現在、がん化学療法の発達を背景として、関連する法律等が整備されるなどして、がんの外来化学療法が多くの病院で積極的に行われるようになってきています。病院によっては外来化学療法部(外来治療センター)が設けられ、チーム医療によるがんの外来化学療法が提供されつつあります。

がん治療では、入院・外来の診療形態にかかわらず、高額医療による患者負担の軽減を目的とした高額療養費制度の利用ができます。

1ヵ月ごとにとりまとめられた医療費算定と高額療養費制度

がん化学療法では様々な治療レジメンが実施されます。レジメンとは、がん薬物療法において抗がん剤や輸液、支持療法(制吐剤など)等をどのように組み合わせるか、あるいは単独で投与するか等を定めた、時系列的な治療計画のことです。治療開始のタイミングによっては、実質的な治療期間は月から月へまたぐことが推測されます。

高額療養費制度は、1ヵ月ごとに算出された高額医療費に適用されますので、月をまたいでの合算はできません。
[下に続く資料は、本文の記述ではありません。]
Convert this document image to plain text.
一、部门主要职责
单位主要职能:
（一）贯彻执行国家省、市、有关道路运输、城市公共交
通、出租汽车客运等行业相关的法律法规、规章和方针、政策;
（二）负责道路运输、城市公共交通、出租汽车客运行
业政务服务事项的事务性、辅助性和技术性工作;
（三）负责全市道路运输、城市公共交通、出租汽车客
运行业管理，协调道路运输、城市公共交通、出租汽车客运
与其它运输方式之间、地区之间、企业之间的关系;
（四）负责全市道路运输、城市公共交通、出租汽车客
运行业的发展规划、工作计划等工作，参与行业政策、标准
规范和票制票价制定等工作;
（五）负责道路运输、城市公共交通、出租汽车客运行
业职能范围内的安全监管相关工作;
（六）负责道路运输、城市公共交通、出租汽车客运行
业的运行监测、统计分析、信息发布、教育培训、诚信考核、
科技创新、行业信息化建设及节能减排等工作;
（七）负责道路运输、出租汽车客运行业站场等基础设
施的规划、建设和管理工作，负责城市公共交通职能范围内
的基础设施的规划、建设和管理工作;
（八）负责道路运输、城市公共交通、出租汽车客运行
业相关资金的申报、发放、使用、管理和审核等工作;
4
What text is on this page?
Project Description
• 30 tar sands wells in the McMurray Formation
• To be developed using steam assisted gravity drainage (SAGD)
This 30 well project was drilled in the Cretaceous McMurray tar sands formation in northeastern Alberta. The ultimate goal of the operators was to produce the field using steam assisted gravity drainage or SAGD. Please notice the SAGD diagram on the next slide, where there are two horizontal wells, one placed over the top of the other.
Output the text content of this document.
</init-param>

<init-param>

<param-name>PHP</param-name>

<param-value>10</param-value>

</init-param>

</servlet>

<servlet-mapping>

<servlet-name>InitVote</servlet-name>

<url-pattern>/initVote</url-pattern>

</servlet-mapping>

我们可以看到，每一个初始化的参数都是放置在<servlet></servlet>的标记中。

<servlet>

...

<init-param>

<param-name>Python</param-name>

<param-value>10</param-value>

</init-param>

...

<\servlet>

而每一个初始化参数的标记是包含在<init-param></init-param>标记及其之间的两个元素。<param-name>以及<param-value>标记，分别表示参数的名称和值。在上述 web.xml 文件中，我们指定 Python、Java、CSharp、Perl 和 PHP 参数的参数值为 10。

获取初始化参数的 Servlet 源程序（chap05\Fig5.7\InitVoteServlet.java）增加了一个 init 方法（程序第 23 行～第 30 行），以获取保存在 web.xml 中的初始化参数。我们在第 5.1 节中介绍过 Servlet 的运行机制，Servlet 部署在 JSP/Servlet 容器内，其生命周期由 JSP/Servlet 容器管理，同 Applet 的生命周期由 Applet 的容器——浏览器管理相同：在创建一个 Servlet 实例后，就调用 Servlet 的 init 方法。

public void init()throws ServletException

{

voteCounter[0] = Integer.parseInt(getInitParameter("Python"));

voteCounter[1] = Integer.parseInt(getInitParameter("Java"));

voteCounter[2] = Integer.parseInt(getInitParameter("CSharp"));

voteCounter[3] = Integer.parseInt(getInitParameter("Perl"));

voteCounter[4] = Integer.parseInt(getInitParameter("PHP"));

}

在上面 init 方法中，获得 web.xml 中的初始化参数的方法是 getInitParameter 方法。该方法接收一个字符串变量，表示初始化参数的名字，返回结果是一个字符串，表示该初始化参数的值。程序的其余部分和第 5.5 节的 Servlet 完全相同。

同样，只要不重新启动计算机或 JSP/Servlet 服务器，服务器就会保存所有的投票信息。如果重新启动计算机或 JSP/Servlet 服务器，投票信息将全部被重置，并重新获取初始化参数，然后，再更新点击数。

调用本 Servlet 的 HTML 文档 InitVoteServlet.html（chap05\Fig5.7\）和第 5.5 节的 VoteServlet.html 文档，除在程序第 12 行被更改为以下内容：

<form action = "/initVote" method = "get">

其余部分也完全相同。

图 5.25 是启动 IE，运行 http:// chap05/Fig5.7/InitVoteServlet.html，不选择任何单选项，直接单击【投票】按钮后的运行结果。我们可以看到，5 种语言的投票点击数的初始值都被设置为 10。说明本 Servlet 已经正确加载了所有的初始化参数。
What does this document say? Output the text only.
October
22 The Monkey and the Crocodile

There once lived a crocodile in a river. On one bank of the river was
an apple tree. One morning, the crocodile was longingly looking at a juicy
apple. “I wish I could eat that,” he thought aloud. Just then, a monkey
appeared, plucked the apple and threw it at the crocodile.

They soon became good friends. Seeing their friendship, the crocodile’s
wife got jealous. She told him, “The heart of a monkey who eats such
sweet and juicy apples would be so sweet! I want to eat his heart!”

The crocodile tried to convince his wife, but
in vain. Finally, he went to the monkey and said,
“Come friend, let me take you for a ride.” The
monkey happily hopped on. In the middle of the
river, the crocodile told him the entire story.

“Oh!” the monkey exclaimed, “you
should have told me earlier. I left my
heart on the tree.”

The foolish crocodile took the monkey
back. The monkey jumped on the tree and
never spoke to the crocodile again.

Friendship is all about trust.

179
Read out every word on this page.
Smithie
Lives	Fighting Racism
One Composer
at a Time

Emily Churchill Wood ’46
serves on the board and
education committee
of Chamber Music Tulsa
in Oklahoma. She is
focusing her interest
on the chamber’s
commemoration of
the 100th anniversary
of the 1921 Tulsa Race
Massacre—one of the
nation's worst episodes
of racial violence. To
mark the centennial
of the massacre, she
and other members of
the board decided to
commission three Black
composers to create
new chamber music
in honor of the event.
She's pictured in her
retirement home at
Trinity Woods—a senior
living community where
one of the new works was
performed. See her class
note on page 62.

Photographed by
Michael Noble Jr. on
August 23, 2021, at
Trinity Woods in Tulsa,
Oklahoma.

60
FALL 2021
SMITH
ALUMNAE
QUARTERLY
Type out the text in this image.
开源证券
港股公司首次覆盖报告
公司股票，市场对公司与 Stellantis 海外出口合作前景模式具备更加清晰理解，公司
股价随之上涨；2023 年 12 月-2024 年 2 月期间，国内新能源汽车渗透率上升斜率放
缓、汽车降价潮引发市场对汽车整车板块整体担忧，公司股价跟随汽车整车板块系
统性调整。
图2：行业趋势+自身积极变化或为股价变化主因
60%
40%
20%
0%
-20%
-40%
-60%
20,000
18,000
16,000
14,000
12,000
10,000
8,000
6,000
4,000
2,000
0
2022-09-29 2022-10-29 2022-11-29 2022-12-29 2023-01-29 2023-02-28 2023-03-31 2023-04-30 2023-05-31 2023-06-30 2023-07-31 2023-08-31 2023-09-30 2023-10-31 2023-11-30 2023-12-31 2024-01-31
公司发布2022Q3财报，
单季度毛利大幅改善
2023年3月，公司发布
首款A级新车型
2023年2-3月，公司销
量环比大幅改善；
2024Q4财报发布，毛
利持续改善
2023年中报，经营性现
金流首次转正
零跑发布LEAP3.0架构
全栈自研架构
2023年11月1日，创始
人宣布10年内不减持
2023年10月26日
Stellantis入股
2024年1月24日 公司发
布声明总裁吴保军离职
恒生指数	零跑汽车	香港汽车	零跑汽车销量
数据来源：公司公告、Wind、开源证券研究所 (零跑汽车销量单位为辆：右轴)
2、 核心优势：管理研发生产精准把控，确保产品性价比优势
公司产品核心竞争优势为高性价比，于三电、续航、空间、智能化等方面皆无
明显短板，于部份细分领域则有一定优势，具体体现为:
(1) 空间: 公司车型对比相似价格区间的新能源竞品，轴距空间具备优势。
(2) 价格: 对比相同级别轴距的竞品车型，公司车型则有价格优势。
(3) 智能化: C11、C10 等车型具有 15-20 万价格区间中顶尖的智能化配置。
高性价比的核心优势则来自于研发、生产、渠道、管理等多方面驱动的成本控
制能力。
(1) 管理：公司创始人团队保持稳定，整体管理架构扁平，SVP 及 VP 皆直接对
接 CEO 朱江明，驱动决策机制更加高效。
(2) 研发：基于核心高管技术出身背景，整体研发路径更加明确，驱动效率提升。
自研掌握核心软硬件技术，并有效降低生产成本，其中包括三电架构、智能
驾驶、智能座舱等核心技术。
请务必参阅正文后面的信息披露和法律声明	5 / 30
同一のレジメン、プロトコールによる高額療養費制度適用の可否

同じレジメンでも、1ヵ月以内(1日から月末)に終了する場合と、2ヵ月にまたいで終了する場合では1ヵ月ごとの医療費に差が生じ、極端な場合では同じ治療方法でも前者は高額療養費制度の対象になり、後者は対象外という場合も生じることが考えられます。

特に昨今、がん化学療法が大きく発達する一方で医療費の高騰が問題となり、高額な医療費のために最適な治療を受けられないという懸念も生じているので、このような事態を避けるためにも、患者負担の面も考慮したレジメンを実施できるマネージメントが望まれます。

患者は治療レジメンのインフォームドコンセントにおいて、その効果や副作用のみならず医療費についても確認し理解することで、高額療養費制度の適切な利用が可能になると考えられます。